Les sophrologues utilisent le niveau sophroliminal pour accompagner leurs clients.

Nous avons donc nombre de techniques pour passer du niveau de veille normal au niveau sophroliminal et inversement.

Avec de l'entrainement, on arrive très facilement à rester volontairement au niveau sophroliminal pour profiter de ce qu'il peut nous apporter.

C'est un domaine connu et parfaitement documenté, je ne vois pas ce que je pourrais y apporter de pertinent.


En revanche, le passage de la veille normale au niveau d'hypervigilance l'est beaucoup moins et c'est pourquoi mon étude actuelle porte sur le passage volontaire vers cet état et son contrôle.

Le stress joue un rôle majeur dans la bascule vers cet état.

Il me semble donc nécessaire, voire indispensable de s'en faire un allié.

Ne pas lutter contre lui, mais l'utiliser à bon escient.

Il me reste encore un tour de chauffe avant la course, je dois donc pour l'instant rester juste en dessous de ce seuil, le corps énergique mais pas tendu, l'esprit le plus vif possible, attentif à ce qui se passe en moi.

Concrètement, je m'oxygène avec une respiration thoracique ample mais lente et je relâche les épaules, le ventre et les muscles des cuisses.

Tour de chauffe :

il sert à mettre les pneus à température pour que leur adhérence soit optimale.
Même chose pour moi : ce tour doit me servir à monter au niveau d'hypervigilance.

Drapeau rouge puis vert, nous nous élançons par ligne de 3 pilotes.
Attention, ce n'est pas le départ de course, c'est le tour de chauffe …


Sucre et oxygène !

L'irrigation doit être la plus énergique possible, le cœur doit battre avec plus de puissance, la respiration doit être souple, ample et profonde pour envoyer l'oxygène au muscle et au cerveau.

Je commence par accentuer ma respiration thoracique en pensant « libération du stress, ouverture des vannes » , je fais confiance à mon corps, à lui de jouer.

J'ouvre mon regard en largeur pour prendre conscience d'où je me trouve.

Le mythique circuit du Mans … je participe à une course de moto sur le circuit Bugatti du Mans … Présence des autres concurrents, je suis entouré de pilotes, je fais partie de cette course.

Je prends conscience de ma présence dans cet événement.

Instantanément je souris : plaisir, bonheur pur, c'est parti !

Je dois faire chauffer les pneumatiques, accélération, freinage, et aussi continuer de repérer le tracé que je ne connais pas. (j'ai d'ailleurs un peu de honte qui pointe le bout de son nez … je la laisse vite passer pour profiter de tout le reste)

Rester fluide et souple.

Depuis le départ, un concurrent devant moi me semble tendu (déformation professionnelle, j'ai l'habitude de repérer les signes d'un stress non contrôlé), malheureusement je ne me suis pas trompé.
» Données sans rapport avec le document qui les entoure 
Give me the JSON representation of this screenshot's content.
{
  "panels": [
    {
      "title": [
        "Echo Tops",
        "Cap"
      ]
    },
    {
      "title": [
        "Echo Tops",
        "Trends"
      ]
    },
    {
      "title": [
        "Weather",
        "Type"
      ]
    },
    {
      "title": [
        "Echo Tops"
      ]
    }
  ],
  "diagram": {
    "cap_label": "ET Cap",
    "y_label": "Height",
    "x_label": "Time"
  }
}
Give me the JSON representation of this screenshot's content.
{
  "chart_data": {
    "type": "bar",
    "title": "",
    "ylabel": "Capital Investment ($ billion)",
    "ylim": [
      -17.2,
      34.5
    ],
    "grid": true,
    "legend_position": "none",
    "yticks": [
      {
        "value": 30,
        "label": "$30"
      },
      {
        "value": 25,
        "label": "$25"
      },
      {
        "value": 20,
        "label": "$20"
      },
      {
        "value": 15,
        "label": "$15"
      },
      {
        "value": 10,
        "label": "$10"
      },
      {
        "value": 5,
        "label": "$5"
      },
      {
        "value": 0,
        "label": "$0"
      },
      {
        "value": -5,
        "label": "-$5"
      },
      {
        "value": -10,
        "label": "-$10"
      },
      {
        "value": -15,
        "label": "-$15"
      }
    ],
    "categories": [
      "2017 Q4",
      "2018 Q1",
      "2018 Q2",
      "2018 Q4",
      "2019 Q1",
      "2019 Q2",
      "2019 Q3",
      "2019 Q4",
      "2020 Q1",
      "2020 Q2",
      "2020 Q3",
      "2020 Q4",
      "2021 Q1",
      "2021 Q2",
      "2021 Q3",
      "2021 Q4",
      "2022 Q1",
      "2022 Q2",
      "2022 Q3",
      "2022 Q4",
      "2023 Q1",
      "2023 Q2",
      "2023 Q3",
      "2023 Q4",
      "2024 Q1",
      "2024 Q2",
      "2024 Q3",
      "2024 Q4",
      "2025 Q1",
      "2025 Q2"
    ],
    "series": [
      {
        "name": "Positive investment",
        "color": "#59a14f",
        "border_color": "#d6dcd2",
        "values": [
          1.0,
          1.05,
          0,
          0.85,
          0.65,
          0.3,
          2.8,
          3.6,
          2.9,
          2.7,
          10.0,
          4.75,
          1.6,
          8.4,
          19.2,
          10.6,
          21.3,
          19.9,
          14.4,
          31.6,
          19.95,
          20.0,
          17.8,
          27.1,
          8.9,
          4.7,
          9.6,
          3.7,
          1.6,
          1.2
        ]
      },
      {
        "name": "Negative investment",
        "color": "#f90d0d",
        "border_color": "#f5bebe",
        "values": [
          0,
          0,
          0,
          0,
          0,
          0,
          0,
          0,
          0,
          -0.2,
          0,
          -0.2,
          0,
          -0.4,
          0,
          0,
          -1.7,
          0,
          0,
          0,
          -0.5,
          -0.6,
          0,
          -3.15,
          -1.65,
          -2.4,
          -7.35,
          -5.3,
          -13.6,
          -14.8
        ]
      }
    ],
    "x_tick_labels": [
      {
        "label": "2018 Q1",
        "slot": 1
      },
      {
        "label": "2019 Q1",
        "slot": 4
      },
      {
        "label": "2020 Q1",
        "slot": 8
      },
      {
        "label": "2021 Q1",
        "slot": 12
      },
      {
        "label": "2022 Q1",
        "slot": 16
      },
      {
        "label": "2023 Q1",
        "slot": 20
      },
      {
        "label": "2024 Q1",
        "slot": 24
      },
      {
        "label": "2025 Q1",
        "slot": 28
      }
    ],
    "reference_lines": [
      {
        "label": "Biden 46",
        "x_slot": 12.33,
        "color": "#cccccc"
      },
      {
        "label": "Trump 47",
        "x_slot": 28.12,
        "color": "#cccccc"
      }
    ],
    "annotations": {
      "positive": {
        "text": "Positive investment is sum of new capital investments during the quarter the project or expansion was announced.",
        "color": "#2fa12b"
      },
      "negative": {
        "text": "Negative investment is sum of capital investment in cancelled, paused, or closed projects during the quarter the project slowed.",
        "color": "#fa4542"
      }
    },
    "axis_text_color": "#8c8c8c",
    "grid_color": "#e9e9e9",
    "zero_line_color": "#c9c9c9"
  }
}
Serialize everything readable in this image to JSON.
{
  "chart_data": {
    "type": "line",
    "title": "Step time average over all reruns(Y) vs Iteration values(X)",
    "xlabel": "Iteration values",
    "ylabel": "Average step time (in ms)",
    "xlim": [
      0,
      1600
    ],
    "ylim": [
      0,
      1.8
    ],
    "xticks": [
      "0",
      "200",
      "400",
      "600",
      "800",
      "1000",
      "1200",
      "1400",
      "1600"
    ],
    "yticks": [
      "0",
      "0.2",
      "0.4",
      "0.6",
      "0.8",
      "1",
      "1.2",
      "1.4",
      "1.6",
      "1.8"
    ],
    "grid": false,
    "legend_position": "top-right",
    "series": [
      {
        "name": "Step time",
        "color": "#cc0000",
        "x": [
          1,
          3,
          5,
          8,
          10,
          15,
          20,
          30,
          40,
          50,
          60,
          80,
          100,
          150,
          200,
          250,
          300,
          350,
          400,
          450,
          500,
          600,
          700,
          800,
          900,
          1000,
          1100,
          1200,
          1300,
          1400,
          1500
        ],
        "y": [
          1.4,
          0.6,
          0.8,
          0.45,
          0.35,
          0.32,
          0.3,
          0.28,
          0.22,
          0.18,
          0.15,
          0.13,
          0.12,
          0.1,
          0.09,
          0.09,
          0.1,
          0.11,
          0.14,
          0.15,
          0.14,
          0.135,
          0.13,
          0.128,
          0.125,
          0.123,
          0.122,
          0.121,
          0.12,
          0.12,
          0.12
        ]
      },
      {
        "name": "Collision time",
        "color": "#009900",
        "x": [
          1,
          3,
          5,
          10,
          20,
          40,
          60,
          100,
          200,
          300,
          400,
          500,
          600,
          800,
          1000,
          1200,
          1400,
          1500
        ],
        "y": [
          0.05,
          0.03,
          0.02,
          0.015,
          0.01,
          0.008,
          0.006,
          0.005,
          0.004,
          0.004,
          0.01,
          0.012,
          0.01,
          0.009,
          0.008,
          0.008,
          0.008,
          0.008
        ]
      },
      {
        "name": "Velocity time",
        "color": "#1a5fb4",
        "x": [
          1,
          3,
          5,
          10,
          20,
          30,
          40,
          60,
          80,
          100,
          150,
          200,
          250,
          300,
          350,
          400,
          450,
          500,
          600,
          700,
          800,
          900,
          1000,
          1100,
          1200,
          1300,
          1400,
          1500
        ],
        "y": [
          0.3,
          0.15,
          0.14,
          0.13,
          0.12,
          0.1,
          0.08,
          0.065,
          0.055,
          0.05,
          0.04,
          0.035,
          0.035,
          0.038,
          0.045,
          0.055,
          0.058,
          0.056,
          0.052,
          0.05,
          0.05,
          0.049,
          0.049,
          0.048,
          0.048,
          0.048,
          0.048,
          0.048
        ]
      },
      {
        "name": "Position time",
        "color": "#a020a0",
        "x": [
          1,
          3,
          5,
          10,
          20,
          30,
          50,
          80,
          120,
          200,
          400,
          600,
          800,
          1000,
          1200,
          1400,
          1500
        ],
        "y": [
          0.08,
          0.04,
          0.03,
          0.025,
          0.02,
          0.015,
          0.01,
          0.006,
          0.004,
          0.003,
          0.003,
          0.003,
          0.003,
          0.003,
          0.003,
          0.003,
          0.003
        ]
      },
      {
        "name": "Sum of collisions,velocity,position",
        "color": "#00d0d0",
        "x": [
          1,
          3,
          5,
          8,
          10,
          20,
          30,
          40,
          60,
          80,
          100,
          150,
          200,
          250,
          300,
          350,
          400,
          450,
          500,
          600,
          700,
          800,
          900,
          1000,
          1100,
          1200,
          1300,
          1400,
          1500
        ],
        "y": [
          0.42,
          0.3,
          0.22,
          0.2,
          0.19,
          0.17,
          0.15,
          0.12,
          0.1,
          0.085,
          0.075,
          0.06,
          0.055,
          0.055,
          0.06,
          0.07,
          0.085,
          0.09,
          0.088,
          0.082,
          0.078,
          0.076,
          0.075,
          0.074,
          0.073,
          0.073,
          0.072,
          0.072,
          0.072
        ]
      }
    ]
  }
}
Il glisse et chute sans gravité, durant les 3 virages suivants, le rythme autour de moi est modifié, sa chute à tendu les pilotes qui l'ont vue, les trajectoires ne sont pas fluides, il y a de la peur. Je me faufile pour ne pas rester dans ce groupe.

Le tour se termine et j'ai l'impression qu'il est passé à toute allure. C'est le signe que je ne suis donc pas encore au niveau souhaité.

L'hypervigilance se caractérise par une sensation de temps suspendu, de lenteur, et en aucun cas de rapidité.

Arrêt sur la grille de départ, drapeau rouge.

Lorsque le vert sera levé, nous nous élancerons tous pour 4 tours de course.
Il est temps d'ouvrir en grand les vannes.

L'attente devient longue, les pneus refroidissent ce qui est mauvais pour eux mais cela m'aide à monter encore d'un cran. Je trouve cela interminable, c'est bon signe.

VERT !

Je m'élance au milieu d'un troupeau de furieux, attention à ne pas perdre de vue que je ne suis pas un pilote … je n'ai encore jamais fait ça … au bout de la ligne droite la piste se rétrécie, on arrive en troupeau, je suis pris dans le peloton.
Je me sens comme un gamin dans un magasin de bonbons, une foule de sensations, d'émotions … j'adorerais prendre mon temps pour les vivre toutes avec délice mais je suis quand même là pour travailler ...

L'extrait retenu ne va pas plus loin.